The authors note several important limitations to this study. While the authors differentiated between patients who received prehospital intubation and those that did not, the reason why patients did not receive intubation was not included in the analysis. This could potentially skew the data since patients who were resuscitated prior to an intubation attempt even being required (such as ROSC following a single defibrillation) were placed in the same grouping as patient who required extensive resuscitation efforts. The authors also do not know at what point during the arrest the patients were intubated and how the endotracheal tube was confirmed and monitored throughout the call. The results of this study are also not easily generalized as it only covers patients transported to a single urban U.S. trauma center.

Survival to discharge?
“Assessing the Impact of Prehospital Intubation on Survival in Out-of-Hospital Cardiac Arrest,” the third article, was published in the Academic Emergency Medicine journal in 2010. The study investigated the intubation of out-of-hospital cardiac arrest patients and survival to hospital discharge [4]. This study was a retrospective analysis, with the data gathered from a single EMS system in North Carolina.
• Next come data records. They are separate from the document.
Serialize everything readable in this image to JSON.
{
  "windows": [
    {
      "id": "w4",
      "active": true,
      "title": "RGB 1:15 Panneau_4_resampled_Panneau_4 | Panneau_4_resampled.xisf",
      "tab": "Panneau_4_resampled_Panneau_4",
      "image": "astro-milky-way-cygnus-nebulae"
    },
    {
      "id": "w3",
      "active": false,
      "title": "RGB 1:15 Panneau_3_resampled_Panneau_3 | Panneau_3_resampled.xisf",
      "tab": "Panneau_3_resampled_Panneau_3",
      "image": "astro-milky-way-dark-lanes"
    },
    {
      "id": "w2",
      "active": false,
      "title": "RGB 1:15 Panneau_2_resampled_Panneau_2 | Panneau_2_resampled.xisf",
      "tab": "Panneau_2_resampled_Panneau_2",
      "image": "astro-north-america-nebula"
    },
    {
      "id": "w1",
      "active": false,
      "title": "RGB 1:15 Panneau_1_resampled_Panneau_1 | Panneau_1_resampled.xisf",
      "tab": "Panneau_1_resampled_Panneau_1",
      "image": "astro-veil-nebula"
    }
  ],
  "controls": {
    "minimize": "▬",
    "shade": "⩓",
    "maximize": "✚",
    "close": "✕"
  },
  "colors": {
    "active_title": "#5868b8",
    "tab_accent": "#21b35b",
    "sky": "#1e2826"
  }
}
Researchers enrolled 1,142 cardiac arrest patients, with 203 patients receiving no intubation attempt with the remaining receiving at least one intubation attempt. The authors of this study, like the previous studies, found a significant increase in the likelihood to survive to hospital discharge with no intubation attempts. Like the previously mentioned studies this study is also limited by the percentage of participants who did not receive at least one intubation attempt.
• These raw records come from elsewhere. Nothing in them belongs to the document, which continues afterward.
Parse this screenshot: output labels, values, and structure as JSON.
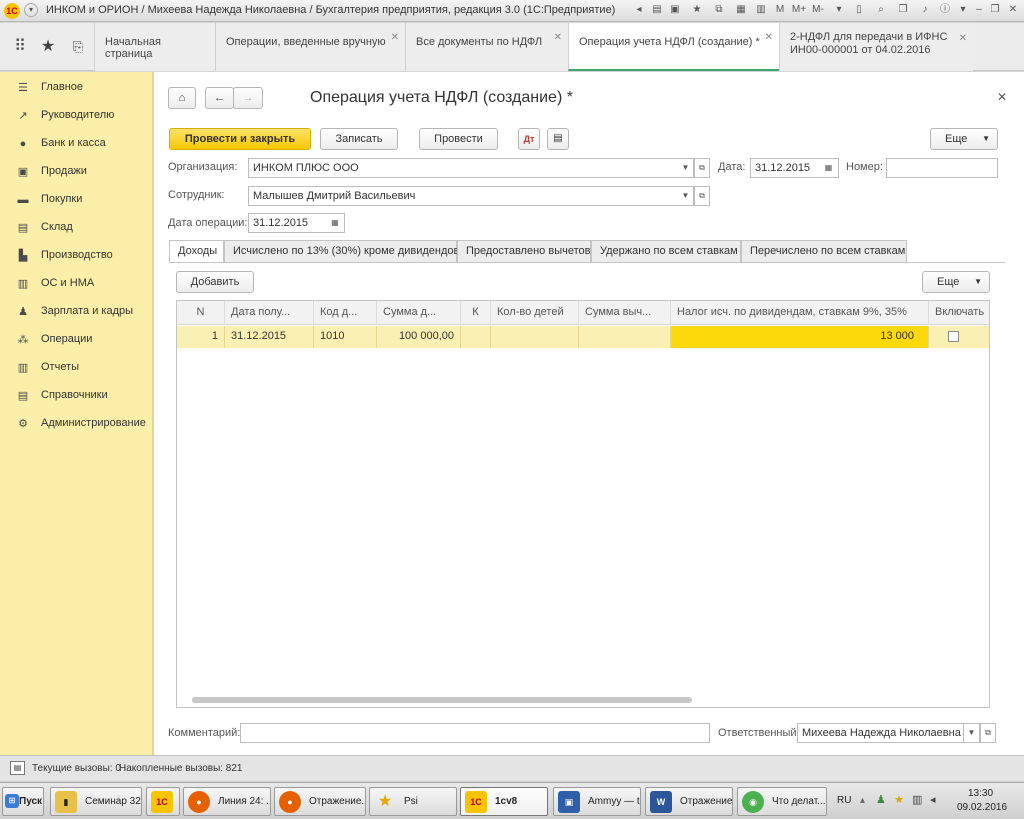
{
  "window": {
    "title": "ИНКОМ и ОРИОН / Михеева Надежда Николаевна / Бухгалтерия предприятия, редакция 3.0  (1С:Предприятие)",
    "controls": [
      "M",
      "M+",
      "M-"
    ]
  },
  "tabs": [
    {
      "label": "Начальная страница",
      "closable": false
    },
    {
      "label": "Операции, введенные вручную",
      "closable": true
    },
    {
      "label": "Все документы по НДФЛ",
      "closable": true
    },
    {
      "label": "Операция учета НДФЛ (создание) *",
      "closable": true,
      "active": true
    },
    {
      "label": "2-НДФЛ для передачи в ИФНС",
      "label2": "ИН00-000001 от 04.02.2016",
      "closable": true
    }
  ],
  "sidebar": {
    "items": [
      {
        "label": "Главное",
        "icon": "menu-lines-icon"
      },
      {
        "label": "Руководителю",
        "icon": "trend-icon"
      },
      {
        "label": "Банк и касса",
        "icon": "coin-icon"
      },
      {
        "label": "Продажи",
        "icon": "cart-icon"
      },
      {
        "label": "Покупки",
        "icon": "truck-icon"
      },
      {
        "label": "Склад",
        "icon": "warehouse-icon"
      },
      {
        "label": "Производство",
        "icon": "factory-icon"
      },
      {
        "label": "ОС и НМА",
        "icon": "building-icon"
      },
      {
        "label": "Зарплата и кадры",
        "icon": "person-icon"
      },
      {
        "label": "Операции",
        "icon": "operations-icon"
      },
      {
        "label": "Отчеты",
        "icon": "bar-chart-icon"
      },
      {
        "label": "Справочники",
        "icon": "book-icon"
      },
      {
        "label": "Администрирование",
        "icon": "gear-icon"
      }
    ]
  },
  "form": {
    "title": "Операция учета НДФЛ (создание) *",
    "buttons": {
      "post_close": "Провести и закрыть",
      "save": "Записать",
      "post": "Провести",
      "more": "Еще"
    },
    "organization": {
      "label": "Организация:",
      "value": "ИНКОМ ПЛЮС ООО"
    },
    "date": {
      "label": "Дата:",
      "value": "31.12.2015"
    },
    "number": {
      "label": "Номер:",
      "value": ""
    },
    "employee": {
      "label": "Сотрудник:",
      "value": "Малышев Дмитрий Васильевич"
    },
    "operation_date": {
      "label": "Дата операции:",
      "value": "31.12.2015"
    },
    "content_tabs": [
      "Доходы",
      "Исчислено по 13% (30%) кроме дивидендов",
      "Предоставлено вычетов",
      "Удержано по всем ставкам",
      "Перечислено по всем ставкам"
    ],
    "table_buttons": {
      "add": "Добавить",
      "more": "Еще"
    },
    "table": {
      "columns": [
        "N",
        "Дата полу...",
        "Код д...",
        "Сумма д...",
        "К",
        "Кол-во детей",
        "Сумма выч...",
        "Налог исч. по дивидендам, ставкам 9%, 35%",
        "Включать"
      ],
      "rows": [
        [
          "1",
          "31.12.2015",
          "1010",
          "100 000,00",
          "",
          "",
          "",
          "13 000",
          ""
        ]
      ]
    },
    "comment": {
      "label": "Комментарий:",
      "value": ""
    },
    "responsible": {
      "label": "Ответственный:",
      "value": "Михеева Надежда Николаевна"
    }
  },
  "statusbar": {
    "current_calls": "Текущие вызовы: 0",
    "accumulated_calls": "Накопленные вызовы: 821"
  },
  "taskbar": {
    "start": "Пуск",
    "items": [
      {
        "label": "Семинар 32ч",
        "icon": "folder-icon"
      },
      {
        "label": "1С",
        "icon": "1c-icon"
      },
      {
        "label": "Линия 24: ...",
        "icon": "firefox-icon"
      },
      {
        "label": "Отражение...",
        "icon": "firefox-icon"
      },
      {
        "label": "Psi",
        "icon": "star-icon"
      },
      {
        "label": "1cv8",
        "icon": "1c-icon"
      },
      {
        "label": "Ammyy — t...",
        "icon": "ammyy-icon"
      },
      {
        "label": "Отражение...",
        "icon": "word-icon"
      },
      {
        "label": "Что делат...",
        "icon": "chrome-icon"
      }
    ],
    "lang": "RU",
    "time": "13:30",
    "date": "09.02.2016"
  },
  "colors": {
    "sidebar_bg": "#fbeea9",
    "primary_button": "#f5c800",
    "selected_row": "#fbf0b4",
    "highlight_cell": "#fdd80a",
    "active_tab_underline": "#3aa76d"
  }
}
The three studies seem to conclude that the intubation of the prehospital cardiac arrest patient is associated with negative outcomes. Each article is cited in the 2015 AHA guidelines. The studies also have a number of shared limitations, resulting in the guidelines allowing for airway management by either advanced management or BVM.
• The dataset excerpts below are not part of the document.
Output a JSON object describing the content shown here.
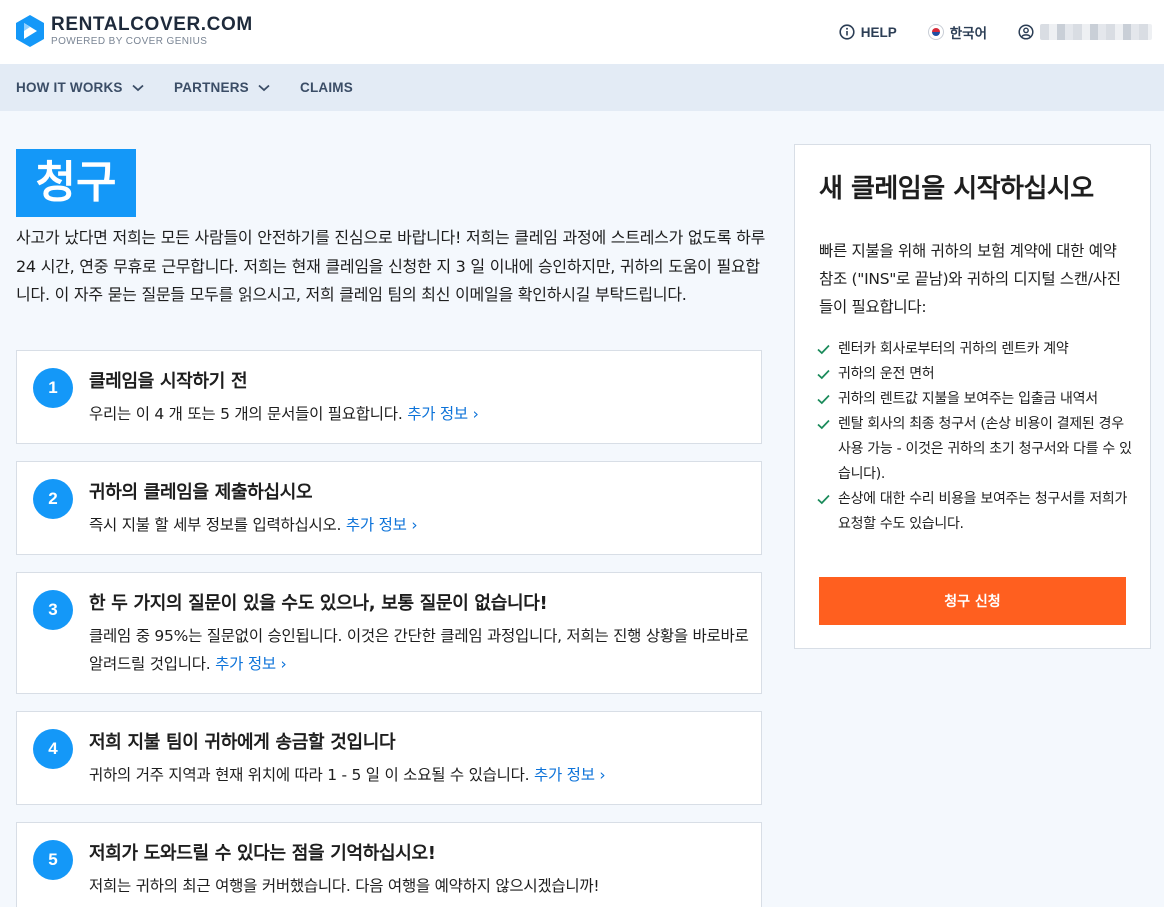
{
  "header": {
    "brand_name": "RENTALCOVER.COM",
    "brand_tagline": "POWERED BY COVER GENIUS",
    "help_label": "HELP",
    "language_label": "한국어",
    "brand_color": "#1498f8"
  },
  "nav": {
    "items": [
      {
        "label": "HOW IT WORKS",
        "has_dropdown": true
      },
      {
        "label": "PARTNERS",
        "has_dropdown": true
      },
      {
        "label": "CLAIMS",
        "has_dropdown": false
      }
    ]
  },
  "main": {
    "title": "청구",
    "intro": "사고가 났다면 저희는 모든 사람들이 안전하기를 진심으로 바랍니다! 저희는 클레임 과정에 스트레스가 없도록 하루 24 시간, 연중 무휴로 근무합니다. 저희는 현재 클레임을 신청한 지 3 일 이내에 승인하지만, 귀하의 도움이 필요합니다. 이 자주 묻는 질문들 모두를 읽으시고, 저희 클레임 팀의 최신 이메일을 확인하시길 부탁드립니다.",
    "more_label": "추가 정보 ›",
    "steps": [
      {
        "number": "1",
        "title": "클레임을 시작하기 전",
        "description": "우리는 이 4 개 또는 5 개의 문서들이 필요합니다.",
        "more": "추가 정보 ›"
      },
      {
        "number": "2",
        "title": "귀하의 클레임을 제출하십시오",
        "description": "즉시 지불 할 세부 정보를 입력하십시오.",
        "more": "추가 정보 ›"
      },
      {
        "number": "3",
        "title": "한 두 가지의 질문이 있을 수도 있으나, 보통 질문이 없습니다!",
        "description": "클레임 중 95%는 질문없이 승인됩니다. 이것은 간단한 클레임 과정입니다, 저희는 진행 상황을 바로바로 알려드릴 것입니다.",
        "more": "추가 정보 ›"
      },
      {
        "number": "4",
        "title": "저희 지불 팀이 귀하에게 송금할 것입니다",
        "description": "귀하의 거주 지역과 현재 위치에 따라 1 - 5 일 이 소요될 수 있습니다.",
        "more": "추가 정보 ›"
      },
      {
        "number": "5",
        "title": "저희가 도와드릴 수 있다는 점을 기억하십시오!",
        "description": "저희는 귀하의 최근 여행을 커버했습니다. 다음 여행을 예약하지 않으시겠습니까!",
        "more": ""
      }
    ]
  },
  "sidebar": {
    "title": "새 클레임을 시작하십시오",
    "description": "빠른 지불을 위해 귀하의 보험 계약에 대한 예약 참조 (\"INS\"로 끝남)와 귀하의 디지털 스캔/사진들이 필요합니다:",
    "checklist": [
      "렌터카 회사로부터의 귀하의 렌트카 계약",
      "귀하의 운전 면허",
      "귀하의 렌트값 지불을 보여주는 입출금 내역서",
      "렌탈 회사의 최종 청구서 (손상 비용이 결제된 경우 사용 가능 - 이것은 귀하의 초기 청구서와 다를 수 있습니다).",
      "손상에 대한 수리 비용을 보여주는 청구서를 저희가 요청할 수도 있습니다."
    ],
    "cta_label": "청구 신청",
    "cta_color": "#ff5f1f",
    "check_color": "#1a8a5a"
  }
}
None of these studies included patients who received no ventilation and thus do not control for the increase in intrathoracic pressure that is caused by BVM ventilations. We therefore cannot conclude if factors surrounding intubation, such as interruptions in chest compressions, are causing these patients to have non-favorable outcomes, if the intubation procedure itself is causing the outcomes noted, or if it is actually the effect of positive pressure ventilation. Future research is needed to answer these important questions.

About the author
Chris Boyer, NRP, FP-C., M.P.A. is a lead paramedic instructor at Delaware Technical Community College. He has been involved in EMS since 1999, and has worked in the prehospital and air medical environments. He is a 2003 graduate of the Pennsylvania College of Technology’s Paramedic Program and is currently pursuing the Doctor of Business Administration degree at Wilmington University.

References

  1. Link, Mark S., Lauren C. Berkow, Peter J. Kudenchuk, Henry R. Halperin, Erik P. Hess, Vivek K. Moitra, Robert W. Neumar, Brian J. O’Neil, James H. Paxton, Scott M. Silvers, Roger D. White, Demetris Yannopoulos, and Michael W. Donnino. “Part 7: Adult Advanced Cardiovascular Life Support 2015. American Heart Association Guidelines Update for Cardiopulmonary Resuscitation and Emergency Cardiovascular Care.” Circulation, 2015, S446-47. Accessed December 10, 2015.
  2. Hasegawa, Kohei, Atsushi Hiraide, Yuchiao Chang, and David F. M. Brown. “Association of Prehospital Advanced Airway Management With Neurologic Outcome and Survival in Patients With Out-of-Hospital Cardiac Arrest.” JAMA, 2013, 257.
  3. Egly, Joshua, Don Custodio, Nathan Bishop, Michael Prescott, Victoria Lucia, Raymond E. Jackson, and Robert A. Swor. “Assessing the Impact of Prehospital Intubation on Survival in Out-of-Hospital Cardiac Arrest.” Prehospital Emergency Care Prehosp Emerg Care, 2011, 44-49.
  4. Egly, Joshua, Don Custodio, Nathan Bishop, Michael Prescott, Victoria Lucia, Raymond E. Jackson, and Robert A. Swor. “Assessing the Impact of Prehospital Intubation on Survival in Out-of-Hospital Cardiac Arrest.” Prehospital Emergency Care Prehosp Emerg Care, 2011, 44-49.